Burcu GÜLDÜR ERKAL, Ph.D.
Associate Professor
Department of Civil Engineering
Hacettepe University
Beytepe, Ankara, Turkey, 06800
burcuguldur@hacettepe.edu.tr
TÜBİTAK - 217M513
3D scanner-based Imperfection
Determination of Cold-formed Steel Members for Numerical Modelling
Abstract
Low-to-mid-rise
structures comprise a vast majority of the world’s building stock.

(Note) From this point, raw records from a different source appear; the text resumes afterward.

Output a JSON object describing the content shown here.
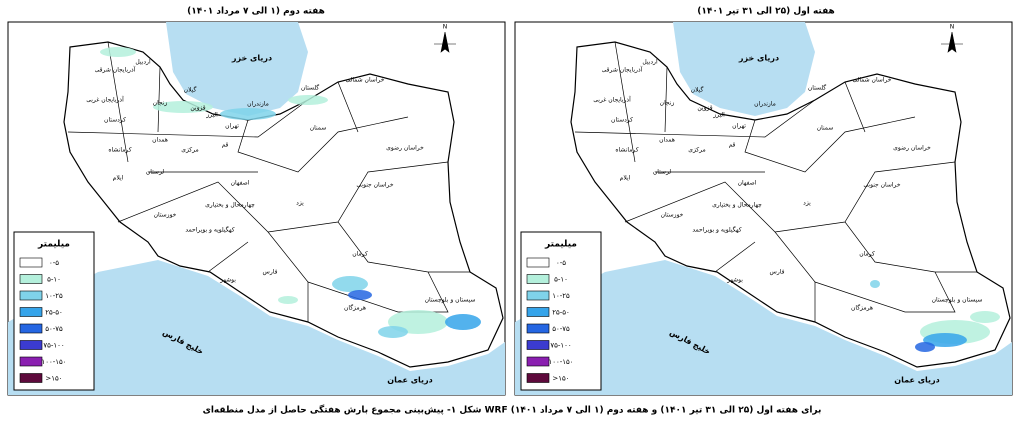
{
  "panels": [
    {
      "title": "هفته دوم (۱ الی ۷ مرداد ۱۴۰۱)"
    },
    {
      "title": "هفته اول (۲۵ الی ۳۱ تیر ۱۴۰۱)"
    }
  ],
  "map_labels": {
    "caspian": "دریای خزر",
    "oman": "دریای عمان",
    "gulf": "خلیج فارس",
    "north": "N"
  },
  "provinces": [
    "آذربایجان شرقی",
    "اردبیل",
    "آذربایجان غربی",
    "زنجان",
    "گیلان",
    "مازندران",
    "گلستان",
    "خراسان شمالی",
    "خراسان رضوی",
    "سمنان",
    "تهران",
    "البرز",
    "قزوین",
    "قم",
    "مرکزی",
    "همدان",
    "کردستان",
    "کرمانشاه",
    "ایلام",
    "لرستان",
    "اصفهان",
    "خوزستان",
    "چهارمحال و بختیاری",
    "کهگیلویه و بویراحمد",
    "بوشهر",
    "فارس",
    "یزد",
    "کرمان",
    "هرمزگان",
    "سیستان و بلوچستان",
    "خراسان جنوبی"
  ],
  "legend": {
    "title": "میلیمتر",
    "classes": [
      {
        "label": "۰-۵",
        "color": "#ffffff"
      },
      {
        "label": "۵-۱۰",
        "color": "#b4f0dc"
      },
      {
        "label": "۱۰-۲۵",
        "color": "#7fd3ea"
      },
      {
        "label": "۲۵-۵۰",
        "color": "#35a4ea"
      },
      {
        "label": "۵۰-۷۵",
        "color": "#2566e2"
      },
      {
        "label": "۷۵-۱۰۰",
        "color": "#3b3bd0"
      },
      {
        "label": "۱۰۰-۱۵۰",
        "color": "#8a1fb0"
      },
      {
        "label": ">۱۵۰",
        "color": "#5e0a3c"
      }
    ]
  },
  "caption": "شکل ۱- پیش‌بینی مجموع بارش هفتگی حاصل از مدل منطقه‌ای WRF برای هفته اول (۲۵ الی ۳۱ تیر ۱۴۰۱) و هفته دوم (۱ الی ۷ مرداد ۱۴۰۱)"
}
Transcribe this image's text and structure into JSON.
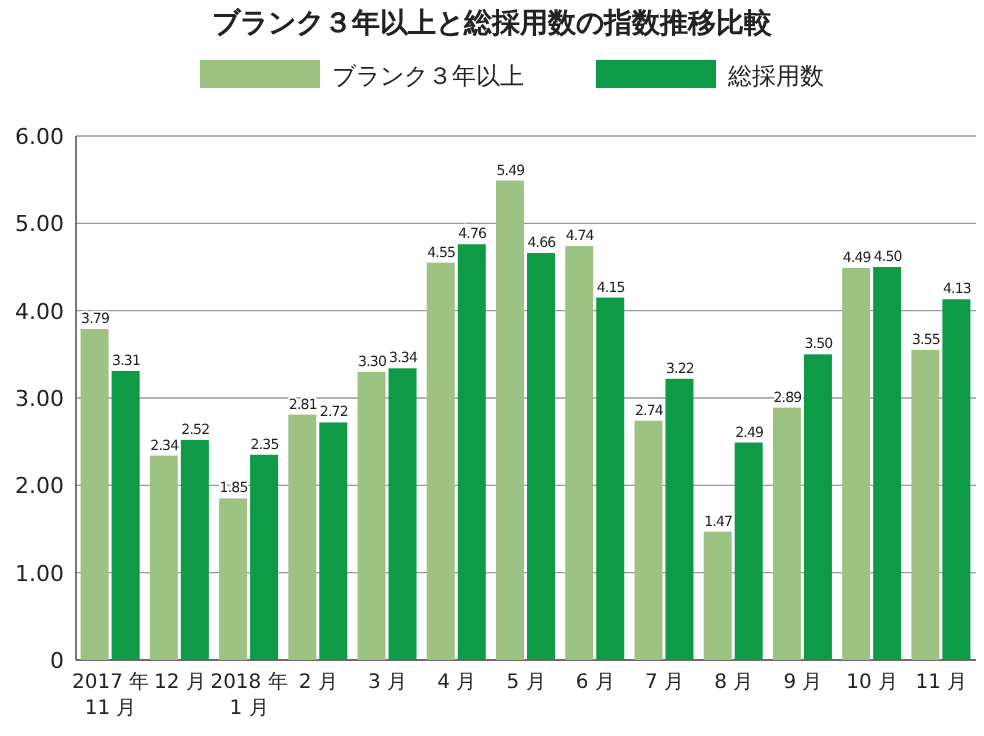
{
  "chart_data": {
    "type": "bar",
    "title": "ブランク３年以上と総採用数の指数推移比較",
    "categories": [
      "2017 年\n11 月",
      "12 月",
      "2018 年\n1 月",
      "2 月",
      "3 月",
      "4 月",
      "5 月",
      "6 月",
      "7 月",
      "8 月",
      "9 月",
      "10 月",
      "11 月"
    ],
    "series": [
      {
        "name": "ブランク３年以上",
        "color": "#9dc383",
        "values": [
          3.79,
          2.34,
          1.85,
          2.81,
          3.3,
          4.55,
          5.49,
          4.74,
          2.74,
          1.47,
          2.89,
          4.49,
          3.55
        ],
        "value_labels": [
          "3.79",
          "2.34",
          "1.85",
          "2.81",
          "3.30",
          "4.55",
          "5.49",
          "4.74",
          "2.74",
          "1.47",
          "2.89",
          "4.49",
          "3.55"
        ]
      },
      {
        "name": "総採用数",
        "color": "#0f9a47",
        "values": [
          3.31,
          2.52,
          2.35,
          2.72,
          3.34,
          4.76,
          4.66,
          4.15,
          3.22,
          2.49,
          3.5,
          4.5,
          4.13
        ],
        "value_labels": [
          "3.31",
          "2.52",
          "2.35",
          "2.72",
          "3.34",
          "4.76",
          "4.66",
          "4.15",
          "3.22",
          "2.49",
          "3.50",
          "4.50",
          "4.13"
        ]
      }
    ],
    "ylim": [
      0,
      6
    ],
    "yticks": [
      {
        "value": 0,
        "label": "0"
      },
      {
        "value": 1,
        "label": "1.00"
      },
      {
        "value": 2,
        "label": "2.00"
      },
      {
        "value": 3,
        "label": "3.00"
      },
      {
        "value": 4,
        "label": "4.00"
      },
      {
        "value": 5,
        "label": "5.00"
      },
      {
        "value": 6,
        "label": "6.00"
      }
    ],
    "grid": "y",
    "legend": "top"
  }
}
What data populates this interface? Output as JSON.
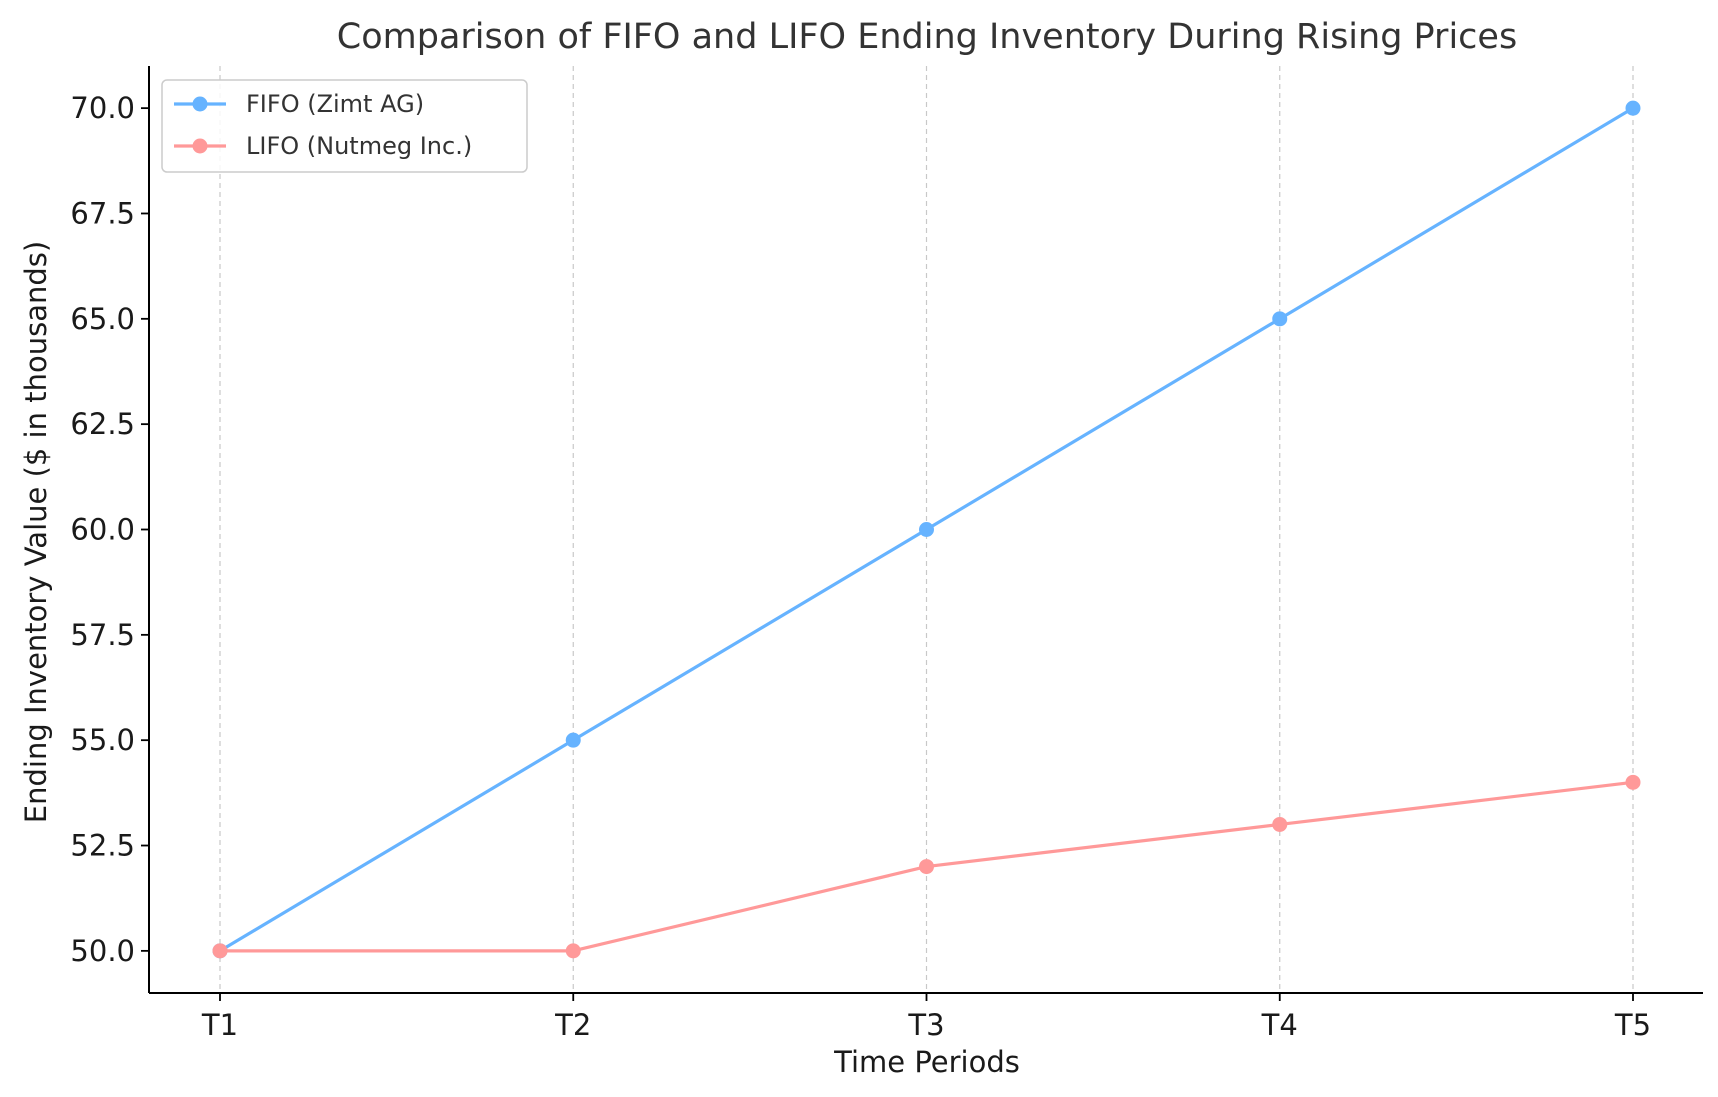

Among this inventory, cold-formed steel (CFS) construction provides
efficient, affordable, and resilient building systems that has risen
to meet both domestic and international demands. Chief among the
advantages of cold-formed construction are high strength-to-weight
ratio (increased structural efficiency and economy in production,
transportation, and handling by reducing labor costs and worker
fatigue); weather and rot-resistant galvanized members; and rapid
construction due to repetitive framing and modular-style walls. The
later has recently opened the door to prefabricated construction –
notably allowing complete structural systems to be erected within a
few weeks for even mid-rise buildings. The prefabricated CFS
construction is especially important since many of our existing
structures is prone to natural disasters such as earthquakes. Thus,
an extreme event may result in immediate need for robust recovery
strategies. At the same time, the unexpected inclination in
migration due to increasing asylum applications, which arises the
need of rapid, temporary and/or permanent housing solutions, is
another area for which the CFS construction offers a potent
solution. The CFS research has evolved significantly during the last
two decades. However, when compared with the traditional
construction steel (hot-rolled steel) research, which is nearly
saturated over the last century, there are still many research
questions regarding the numerical modelling and the seismic
performance of CFS low-rise buildings that haven’t been exhausted
yet. Currently, the capability of Finite Element (FE) methods, which
are frequently used for performing numerical analysis, to predict
the physical response of CFS members is fully dependent on input
selection. In order to investigate this topic further, a research
project, which focuses on enhancing the numerical modelling
methodologies by fully representing CFS members’ geometric
imperfections (that are captured via 3D laser scanners) within the
numerical model, is proposed. Finally, a set of guidelines for the
numerical modelling of geometric imperfections of CFS members will
be developed.
Announcements
| Sept 20, 2022 |
- Initial outcomes of the TÜBİTAK - 217M513 project will
be presented in CFSRC Colloquium
2022 with a presentation titled "Determination of
Geometric Imperfections via 3D Data Processing".
|
| July 19, 2022 |
- Second research paper associated with the TÜBİTAK -
217M513 project is accepted for publication. "Nokta
bulutları kullanılarak hafif çelik elemanlardaki
şekilsel kusurların doğru tespit edilmesi ve
boyutlandırılması (Accurate geometric imperfection
detection and quantification of cold-formed steel
members from point clouds)," will be published in Journal
of Gazi University Faculty of Engineering and
Architecture.
|
| July 2, 2022 |
- First research paper associated with the TÜBİTAK -
217M513 project is now available. "Automated Geometric
Imperfection Detection and Quantification of CFS Members
from Point Clouds," is published in KSCE
Journal of Civil Engineering. Read here: https://rdcu.be/cQOZK
|
| Sept 6, 2021 |
- Project data that includes CFS point clouds and test
data is available upon request. Please contact
burcuguldur@hacettepe.edu.tr for more information.
|
| June 01, 2021 |
- Project is completed on May 31st, 2021.
|